The stand-alone Agatha Christie books (the ones that feature neither Poirot nor Miss Marple) seem to be a little hit-and-miss.I think that And Then There Were None is one of the cleverest mystery books of all time; I read it before I set up this blog, but you can see The Lit Addicted Brit's review here. It's simply wonderful. But then you have novels like Passenger to Frankfurt (review here - my own this time) where I actually regretted the loss of the few hours it took me to plough through it. So, keeping the above in mind, I was fairly apprehensive when I picked up Sparkling Cyanide. Would it be a spectacular mystery with suspense and a truly thrilling ending, or a complicated political flop?
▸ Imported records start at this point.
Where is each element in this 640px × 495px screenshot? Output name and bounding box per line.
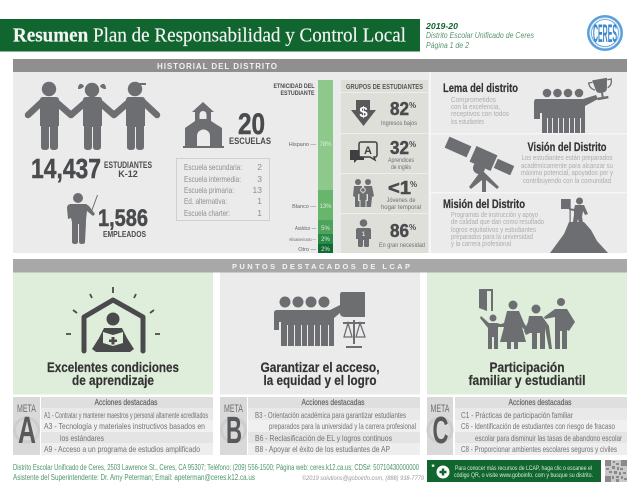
goal A actions table: Acciones destacadas	[94, 397, 158, 407]
goal B badge: META	[224, 403, 243, 415]
goal C badge: C	[432, 410, 448, 452]
icon: low income arrow: $	[359, 104, 368, 121]
section heading: LCAP highlights: PUNTOS DESTACADOS DE LCAP	[232, 262, 410, 271]
goal A actions table	[41, 397, 213, 455]
footer contact text: ©2019 solutions@goboinfo.com, (888) 938-7779	[302, 474, 424, 482]
chart title: ETNICIDAD DEL	[274, 84, 315, 90]
goal B actions table: Acciones destacadas	[302, 397, 364, 407]
stat: foster youth: %	[410, 180, 417, 189]
school types table: 1	[257, 196, 262, 206]
school count: 20	[238, 108, 265, 141]
panel: district mission: de calidad que dan como resultado	[451, 217, 544, 226]
stat: low income: %	[409, 101, 416, 110]
chart: student ethnicity: Otro —	[298, 247, 316, 253]
icon: foster family	[353, 179, 374, 207]
icon: telescope	[445, 137, 514, 192]
goal A actions table: los estándares	[60, 433, 104, 443]
school types table: 1	[257, 208, 262, 218]
panel: district motto: los estudiantes	[451, 117, 484, 126]
stat: foster youth: Jóvenes de	[386, 197, 416, 204]
panel: district background	[13, 59, 627, 253]
header title banner	[0, 19, 420, 52]
panel: district motto	[429, 72, 627, 253]
header district info	[425, 21, 535, 50]
stat: high need	[379, 221, 425, 249]
icon: english learners speech bubbles	[350, 142, 377, 163]
chart: student ethnicity: 2%	[321, 237, 331, 243]
stat: high need: %	[409, 223, 416, 232]
panel: student groups	[341, 80, 428, 253]
icon: english learners speech bubbles: A	[364, 145, 372, 157]
student count: ESTUDIANTES	[104, 160, 152, 170]
panel: goal A	[13, 272, 213, 394]
school types table: Ed. alternativa:	[184, 196, 227, 206]
chart: student ethnicity: Blanco —	[292, 204, 316, 210]
panel: district motto: con la excelencia,	[451, 102, 500, 111]
chart: student ethnicity: Afroamericano —	[289, 237, 316, 242]
goal A heading: de aprendizaje	[72, 372, 154, 388]
panel: district vision: contribuyendo con la comunidad	[523, 176, 611, 185]
chart: student ethnicity: 13%	[319, 204, 332, 210]
goal C heading	[468, 359, 586, 388]
goal B actions table: B8 - Apoyar el éxito de los estudiantes de AP	[255, 444, 390, 454]
panel: district mission	[443, 197, 608, 253]
goal C actions table	[455, 397, 627, 455]
goal A badge: A	[18, 410, 36, 452]
stat: english learners	[388, 138, 416, 171]
goal A heading: Excelentes condiciones	[47, 359, 179, 375]
goal C badge	[427, 397, 453, 455]
header title banner: Resumen Plan de Responsabilidad y Control Local	[13, 24, 406, 46]
callout: more LCAP resources	[427, 460, 601, 482]
chart: student ethnicity: 5%	[321, 226, 331, 232]
chart title: ESTUDIANTE	[280, 91, 314, 97]
icon: high need student	[356, 219, 371, 247]
stat: high need: 86	[390, 221, 409, 241]
icon: teacher	[67, 193, 98, 244]
panel: district vision: Los estudiantes están preparados	[522, 153, 613, 162]
footer contact text: Asistente del Superintendente: Dr. Amy Peterman; Email: apeterman@ceres.k12.ca.us	[13, 473, 255, 482]
footer contact text: Distrito Escolar Unificado de Ceres, 2503 Lawrence St., Ceres, CA 95307; Teléfono: (209) 556-1500; Página web: ceres.k12.ca.us; CDS#: 50710430000000	[13, 463, 419, 472]
school types table: Escuela primaria:	[184, 185, 234, 195]
panel: district vision: Visión del Distrito	[528, 140, 606, 154]
employee count: EMPLEADOS	[103, 229, 146, 239]
icon: QR code	[605, 460, 627, 482]
icon: high need student: 1	[362, 232, 366, 238]
callout: more LCAP resources: código QR, o visite www.goboinfo. com y busque su distrito.	[454, 473, 593, 479]
school types table: Escuela intermedia:	[184, 174, 241, 184]
panel: goal C	[427, 272, 627, 394]
callout: more LCAP resources: *	[431, 463, 435, 472]
icon: low income arrow	[351, 100, 376, 126]
stat: english learners: de inglés	[391, 164, 412, 171]
section heading: LCAP highlights	[13, 259, 627, 272]
panel: goal B	[220, 272, 420, 394]
school count	[229, 108, 271, 147]
icon: district logo	[587, 15, 623, 51]
panel: district mission: preparados para la universidad	[451, 232, 533, 241]
goal A heading	[47, 359, 179, 388]
chart: student ethnicity: Hispano —	[289, 142, 316, 148]
icon: house with reader	[66, 287, 160, 352]
stat: low income: 82	[390, 99, 409, 119]
school types table: 3	[257, 174, 262, 184]
stat: foster youth	[381, 178, 421, 211]
footer contact text	[13, 463, 424, 482]
goal B badge: B	[226, 410, 242, 452]
goal B actions table: preparados para la universidad y la carrera profesional	[269, 421, 416, 431]
goal B heading	[260, 359, 380, 388]
goal B actions table	[248, 397, 420, 455]
goal B heading: la equidad y el logro	[264, 372, 376, 388]
school types table: 13	[253, 185, 262, 195]
chart: student ethnicity	[274, 80, 333, 253]
panel: district mission: Misión del Distrito	[443, 197, 525, 211]
icon: three students	[28, 82, 157, 150]
goal B badge	[220, 397, 247, 455]
student count: 14,437	[31, 153, 101, 184]
panel: district mission: y la carrera profesional	[451, 239, 511, 248]
icon: family and door	[479, 289, 575, 349]
stat: foster youth: hogar temporal	[381, 204, 421, 211]
header district info: 2019-20	[425, 21, 458, 31]
stat: foster youth: <1	[388, 178, 411, 198]
school types table: 2	[257, 162, 262, 172]
goal C heading: familiar y estudiantil	[468, 372, 586, 388]
goal B actions table: B3 - Orientación académica para garantizar estudiantes	[255, 410, 406, 420]
stat: english learners: %	[409, 140, 416, 149]
goal C actions table: Acciones destacadas	[508, 397, 572, 407]
goal A actions table: A9 - Acceso a un programa de estudios amplificado	[44, 444, 200, 454]
header district info: Página 1 de 2	[426, 40, 469, 50]
icon: group with book and scales	[274, 292, 365, 347]
callout: more LCAP resources: Para conocer más recursos de LCAP, haga clic o escanee el	[455, 466, 592, 472]
student count: K-12	[118, 169, 138, 179]
panel: district mission: Programas de instrucción y apoyo	[451, 210, 538, 219]
panel: district motto: Comprometidos	[451, 95, 496, 104]
school types table	[176, 158, 270, 220]
stat: low income: Ingresos bajos	[381, 120, 418, 127]
employee count: 1,586	[98, 205, 148, 232]
panel: district mission: logros equitativos y estudiantes	[451, 225, 536, 234]
chart: student ethnicity: 78%	[319, 142, 332, 148]
panel: district motto: receptivos con todos	[451, 109, 509, 118]
chart: student ethnicity: 2%	[321, 247, 331, 253]
school count: ESCUELAS	[229, 136, 271, 147]
panel: district motto: Lema del distrito	[443, 81, 518, 95]
school types table: Escuela secundaria:	[184, 162, 242, 172]
header district info: Distrito Escolar Unificado de Ceres	[426, 30, 535, 40]
stat: low income	[381, 99, 418, 127]
icon: school building	[183, 102, 224, 148]
panel: district vision: máximo potencial, apoyados por y	[521, 168, 613, 177]
chart title	[274, 84, 315, 97]
goal A badge: META	[17, 403, 36, 415]
section heading: historial	[13, 59, 627, 72]
goal C badge: META	[430, 403, 450, 415]
employee count	[98, 205, 148, 239]
goal C actions table: C1 - Prácticas de participación familiar	[461, 410, 573, 420]
goal A actions table: A3 - Tecnología y materiales instructivos basados en	[44, 421, 205, 431]
icon: group with trophy	[534, 77, 614, 133]
panel: district vision	[445, 137, 613, 192]
goal C heading: Participación	[490, 359, 564, 375]
stat: english learners: 32	[390, 138, 409, 158]
panel: district vision: académicamente para alcanzar su	[521, 161, 613, 170]
goal B heading: Garantizar el acceso,	[260, 359, 380, 375]
stat: high need: En gran necesidad	[379, 242, 425, 249]
goal B actions table: B6 - Reclasificación de EL y logros continuos	[255, 433, 392, 443]
chart: student ethnicity: Asiático —	[295, 226, 316, 232]
stat: english learners: Aprendices	[388, 157, 415, 164]
goal A actions table: A1 - Contratar y mantener maestros y personal altamente acreditados	[44, 410, 208, 420]
school types table: Escuela charter:	[184, 208, 230, 218]
section heading: historial: HISTORIAL DEL DISTRITO	[157, 62, 277, 71]
icon: mountain with flag	[550, 198, 608, 253]
group heading: GRUPOS DE ESTUDIANTES	[346, 82, 423, 91]
goal A badge	[13, 397, 40, 455]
A beautiful heiress is fatally poisoned in a West End restaurant. Six people sit down to dinner at a table laid for seven. In front of the empty place is a sprig of rosemary -- in solemn memory of Rosemary Barton who died at the same table exactly one year previously. No one present on that fateful night would ever forget the woman's face, contorted beyond recognition -- or what they remembered about her astonishing life.
 
All of society knows that Rosemary Barton committed suicide with cyanide on the evening of her birthday party, but when her husband starts receiving notes that tell him otherwise, he sets out to investigate who could have poisoned his late wife. The book starts out with a chapter devoted to each of the six suspects, as they muse on what they remember of Rosemary Barton. Naturally, as with most mystery novels, it turns out that every single one of them had a motive for murder. After this, the true investigation begins as the Police, aided by an old friend of Mr. Barton, try and discover whether Rosemary's life was in fact cut short by the hand of another.
 
I know it's kind of a strange idea to start a review by talking about the ending of the book, but ohhh, it's all kinds of awesome! The denouement is always the key to a kick-ass mystery story - if it's boring, the whole story will fall apart. The revelation in Sparkling Cyanide is definitely not boring. I honest-to-God literally sat here with my Iron Man blanket and went 'AAaaahhhhh!' and grinned like a lunatic. It's very, very nearly as clever as And Then There Were None, and that takes some doing.
 
The characterisation is a little better than it can be in certain Agatha Christie books. Sometimes they all meld into each other and you can't remember whether Mrs. Tomato was the lady with the little dog, or whether she was the one that slept with Mrs. Butter's husband. Anyway, before I get sucked into the world of kitchen related scandal, that's not the case here. All the suspects have identifiable personalities, and I was fascinated by how each person could have a different perspective on the same event. Frequently a person would know something that another person didn't think they knew, and that could affect the entire case. It was just wonderful how everything could tie in with everything else.
 
Agatha Christie books are very difficult to review, because they all follow more or less the same formula, so I only usually bother if they're particularly good or particularly bad. I read Sparkling Cyanide in pretty much one sitting and it emerged as at least one of my top three mystery novels.  

1 comment:

  1. I don't think I've ever read this Agatha Christie and I've read a lot!
    I think I'll have to check it out!